The absence of Aniston's name was a surprise because the Academy loves a transformation, and in Cake they get it twofold. Onscreen, Aniston goes from red carpet-ready to dowdy in order to play Claire, a pill-addicted, chronic-pain sufferer. And her career segues from hair messiah and rom-com star to bona fide actress in one fell swoop.
We feel her pain from the very first scene, when a cloyingly I'm-OK-you're-OK therapist (Felicity Huffman) asks members of a chronic-pain self-help group to voice their feelings about Nina (Anna Kendrick), a member who has committed suicide.
Claire feigns annoyance, but she's more than a little obsessed, visiting the site where the suicide happened and even touring Nina's home. That visit involves a run-in with the woman's hunky husband Roy (Sam Worthington), grieving father of a young son, and the two develop an unlikely, unhealthy relationship.
Claire sees hallucinations of Nina everywhere thanks to the truckloads of meds she pops on a daily basis. Some of these prescriptions are legal but most - like the bottles she stashes behind picture frames - are not. In desperation Claire even convinces her housekeeper Silvana (Adriana Barraza, excellent) to cross the border into Mexico to procure more painkillers.

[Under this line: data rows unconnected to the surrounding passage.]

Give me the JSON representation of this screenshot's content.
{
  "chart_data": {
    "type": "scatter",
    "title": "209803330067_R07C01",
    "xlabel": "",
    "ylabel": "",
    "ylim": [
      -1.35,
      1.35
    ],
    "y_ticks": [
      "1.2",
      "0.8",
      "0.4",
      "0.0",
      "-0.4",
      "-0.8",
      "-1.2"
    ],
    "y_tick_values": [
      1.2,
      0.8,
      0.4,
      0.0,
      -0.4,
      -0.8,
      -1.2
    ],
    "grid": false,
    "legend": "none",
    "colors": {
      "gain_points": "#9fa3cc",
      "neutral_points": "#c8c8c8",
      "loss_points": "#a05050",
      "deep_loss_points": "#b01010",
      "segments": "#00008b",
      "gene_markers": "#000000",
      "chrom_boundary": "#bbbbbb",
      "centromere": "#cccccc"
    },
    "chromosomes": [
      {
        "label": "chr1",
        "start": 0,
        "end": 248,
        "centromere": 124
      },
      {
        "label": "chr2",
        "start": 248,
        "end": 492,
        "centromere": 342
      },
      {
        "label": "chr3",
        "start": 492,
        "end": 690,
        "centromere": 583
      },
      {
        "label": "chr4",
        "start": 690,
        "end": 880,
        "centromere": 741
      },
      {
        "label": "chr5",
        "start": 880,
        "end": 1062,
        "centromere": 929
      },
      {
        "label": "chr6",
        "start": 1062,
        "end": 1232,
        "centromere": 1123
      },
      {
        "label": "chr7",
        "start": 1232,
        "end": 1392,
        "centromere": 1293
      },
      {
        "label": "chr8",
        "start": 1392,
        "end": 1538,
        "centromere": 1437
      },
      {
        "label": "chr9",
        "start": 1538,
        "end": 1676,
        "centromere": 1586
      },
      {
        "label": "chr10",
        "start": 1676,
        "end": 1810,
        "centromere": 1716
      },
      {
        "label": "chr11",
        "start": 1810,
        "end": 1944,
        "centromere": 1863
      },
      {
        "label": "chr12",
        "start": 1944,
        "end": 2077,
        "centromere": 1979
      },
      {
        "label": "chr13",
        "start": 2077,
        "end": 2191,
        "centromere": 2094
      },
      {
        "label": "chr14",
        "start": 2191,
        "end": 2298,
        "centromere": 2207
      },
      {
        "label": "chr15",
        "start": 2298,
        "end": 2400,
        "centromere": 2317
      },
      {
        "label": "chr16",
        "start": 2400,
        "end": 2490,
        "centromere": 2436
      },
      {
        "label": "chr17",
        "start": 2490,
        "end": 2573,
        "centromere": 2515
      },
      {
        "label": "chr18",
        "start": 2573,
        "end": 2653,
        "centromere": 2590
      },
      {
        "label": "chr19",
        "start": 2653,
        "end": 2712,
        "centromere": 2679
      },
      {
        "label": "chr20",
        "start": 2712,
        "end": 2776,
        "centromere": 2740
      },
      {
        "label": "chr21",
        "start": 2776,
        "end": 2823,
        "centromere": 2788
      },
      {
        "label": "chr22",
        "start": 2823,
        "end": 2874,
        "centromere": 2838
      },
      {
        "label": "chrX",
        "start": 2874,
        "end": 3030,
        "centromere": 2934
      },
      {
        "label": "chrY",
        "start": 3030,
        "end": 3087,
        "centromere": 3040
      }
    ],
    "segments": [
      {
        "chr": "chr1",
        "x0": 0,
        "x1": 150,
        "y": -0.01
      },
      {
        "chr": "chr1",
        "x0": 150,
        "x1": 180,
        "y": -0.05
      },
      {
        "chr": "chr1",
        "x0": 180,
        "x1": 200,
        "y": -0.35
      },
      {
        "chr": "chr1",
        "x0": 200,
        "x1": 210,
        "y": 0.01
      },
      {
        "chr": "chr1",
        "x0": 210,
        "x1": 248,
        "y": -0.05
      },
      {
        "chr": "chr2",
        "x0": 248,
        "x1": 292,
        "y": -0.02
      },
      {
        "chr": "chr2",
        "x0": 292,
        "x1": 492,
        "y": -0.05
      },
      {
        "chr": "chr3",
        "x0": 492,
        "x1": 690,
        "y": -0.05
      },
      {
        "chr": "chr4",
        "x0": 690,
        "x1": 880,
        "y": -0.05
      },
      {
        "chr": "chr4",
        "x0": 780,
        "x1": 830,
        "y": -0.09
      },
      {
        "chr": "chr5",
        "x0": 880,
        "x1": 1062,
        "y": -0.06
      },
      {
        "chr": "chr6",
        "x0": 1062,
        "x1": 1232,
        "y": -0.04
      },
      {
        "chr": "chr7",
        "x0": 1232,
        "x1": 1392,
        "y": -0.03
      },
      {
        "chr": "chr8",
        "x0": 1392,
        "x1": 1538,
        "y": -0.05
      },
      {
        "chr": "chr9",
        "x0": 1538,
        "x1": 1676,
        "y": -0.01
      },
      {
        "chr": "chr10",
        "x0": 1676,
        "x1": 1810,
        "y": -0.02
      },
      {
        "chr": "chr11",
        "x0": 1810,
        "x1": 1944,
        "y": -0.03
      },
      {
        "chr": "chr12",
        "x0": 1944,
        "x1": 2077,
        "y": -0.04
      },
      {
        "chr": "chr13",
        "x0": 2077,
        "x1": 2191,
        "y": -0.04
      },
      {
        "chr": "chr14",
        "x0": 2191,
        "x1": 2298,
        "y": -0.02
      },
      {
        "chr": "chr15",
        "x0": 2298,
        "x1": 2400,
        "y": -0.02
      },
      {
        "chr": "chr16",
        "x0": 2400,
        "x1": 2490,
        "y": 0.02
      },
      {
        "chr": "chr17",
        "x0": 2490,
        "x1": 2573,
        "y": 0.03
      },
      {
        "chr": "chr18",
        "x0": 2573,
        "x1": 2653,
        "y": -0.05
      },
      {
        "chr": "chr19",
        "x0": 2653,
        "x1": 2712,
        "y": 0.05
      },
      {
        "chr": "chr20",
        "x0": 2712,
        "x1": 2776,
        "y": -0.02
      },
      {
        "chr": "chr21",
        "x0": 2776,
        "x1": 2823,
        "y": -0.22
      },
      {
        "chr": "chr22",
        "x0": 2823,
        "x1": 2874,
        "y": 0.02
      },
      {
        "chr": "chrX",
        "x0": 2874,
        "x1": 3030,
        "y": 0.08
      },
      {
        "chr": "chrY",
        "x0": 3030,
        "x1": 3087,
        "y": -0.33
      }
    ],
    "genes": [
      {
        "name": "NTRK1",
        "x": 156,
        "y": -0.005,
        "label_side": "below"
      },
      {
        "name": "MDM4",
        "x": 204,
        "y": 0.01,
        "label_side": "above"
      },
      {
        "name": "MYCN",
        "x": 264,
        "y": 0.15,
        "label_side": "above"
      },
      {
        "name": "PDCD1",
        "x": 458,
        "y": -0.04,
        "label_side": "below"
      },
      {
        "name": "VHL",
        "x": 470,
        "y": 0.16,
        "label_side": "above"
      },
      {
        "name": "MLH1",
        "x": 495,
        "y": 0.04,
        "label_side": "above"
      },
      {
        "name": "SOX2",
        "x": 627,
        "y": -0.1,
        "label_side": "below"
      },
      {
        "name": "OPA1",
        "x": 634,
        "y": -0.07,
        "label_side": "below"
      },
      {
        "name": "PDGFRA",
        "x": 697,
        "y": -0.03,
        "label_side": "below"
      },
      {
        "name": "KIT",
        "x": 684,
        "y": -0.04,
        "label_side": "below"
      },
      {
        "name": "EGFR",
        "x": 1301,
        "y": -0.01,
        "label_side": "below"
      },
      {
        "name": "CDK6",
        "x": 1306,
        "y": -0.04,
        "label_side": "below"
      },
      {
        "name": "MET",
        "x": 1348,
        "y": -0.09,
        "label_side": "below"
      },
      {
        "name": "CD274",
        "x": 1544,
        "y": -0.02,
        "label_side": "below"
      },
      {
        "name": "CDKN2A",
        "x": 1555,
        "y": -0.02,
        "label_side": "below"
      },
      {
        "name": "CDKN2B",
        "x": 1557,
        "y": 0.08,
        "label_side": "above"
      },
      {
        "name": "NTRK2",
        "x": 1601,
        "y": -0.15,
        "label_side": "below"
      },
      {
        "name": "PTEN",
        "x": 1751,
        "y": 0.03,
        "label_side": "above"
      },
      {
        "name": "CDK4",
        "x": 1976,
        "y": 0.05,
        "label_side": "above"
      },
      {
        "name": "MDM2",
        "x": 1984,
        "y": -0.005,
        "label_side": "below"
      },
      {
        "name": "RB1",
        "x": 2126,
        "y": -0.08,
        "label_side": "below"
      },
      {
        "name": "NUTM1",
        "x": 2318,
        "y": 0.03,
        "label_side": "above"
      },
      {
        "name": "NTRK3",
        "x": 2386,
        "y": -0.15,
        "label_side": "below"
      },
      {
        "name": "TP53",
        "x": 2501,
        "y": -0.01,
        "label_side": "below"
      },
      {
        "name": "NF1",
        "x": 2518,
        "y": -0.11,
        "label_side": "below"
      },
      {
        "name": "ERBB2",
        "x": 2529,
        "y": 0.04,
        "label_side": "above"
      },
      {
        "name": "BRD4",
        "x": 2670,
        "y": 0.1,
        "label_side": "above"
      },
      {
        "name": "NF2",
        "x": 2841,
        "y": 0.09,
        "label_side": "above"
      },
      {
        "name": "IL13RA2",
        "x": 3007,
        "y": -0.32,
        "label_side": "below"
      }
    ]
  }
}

Silvana is as longsuffering as her employer: Claire's ill temper has alienated her husband (Chris Messina), her physical therapist (Mamie Gummer), her friends, and everyone else. She works long hours for little money, drives Claire - who has to lie prone because of the pain - on all sorts of semi-legal jaunts, and has to sit mum while Claire makes questionable life choices. (Like screwing her handyman, in a scene cringe-worthy both for the cliché and the amount of discomfort that it causes.) Silvana is Claire's saviour, her only friend in the world, and the film excels when it focuses on the relationship between the women. (Barraza's name would've been on the Best Supporting list, if I had a golden wand.)
It's easy to see why Claire would contemplate suicide herself, as her past is slowly revealed. We guess at the sad history early on, but it takes so long to unspool that we nearly lose interest in the interim. When all is finally revealed in writer Patrick Tobin's screenplay it feels like too little, too late, too few risks taken.
Aniston is convincing enough that when I got up out of my seat I did so gingerly, forgetting that she was the one in terrific pain, and not me. Her performance is the essential ingredient that makes the film worth watching even as other elements prove half-baked.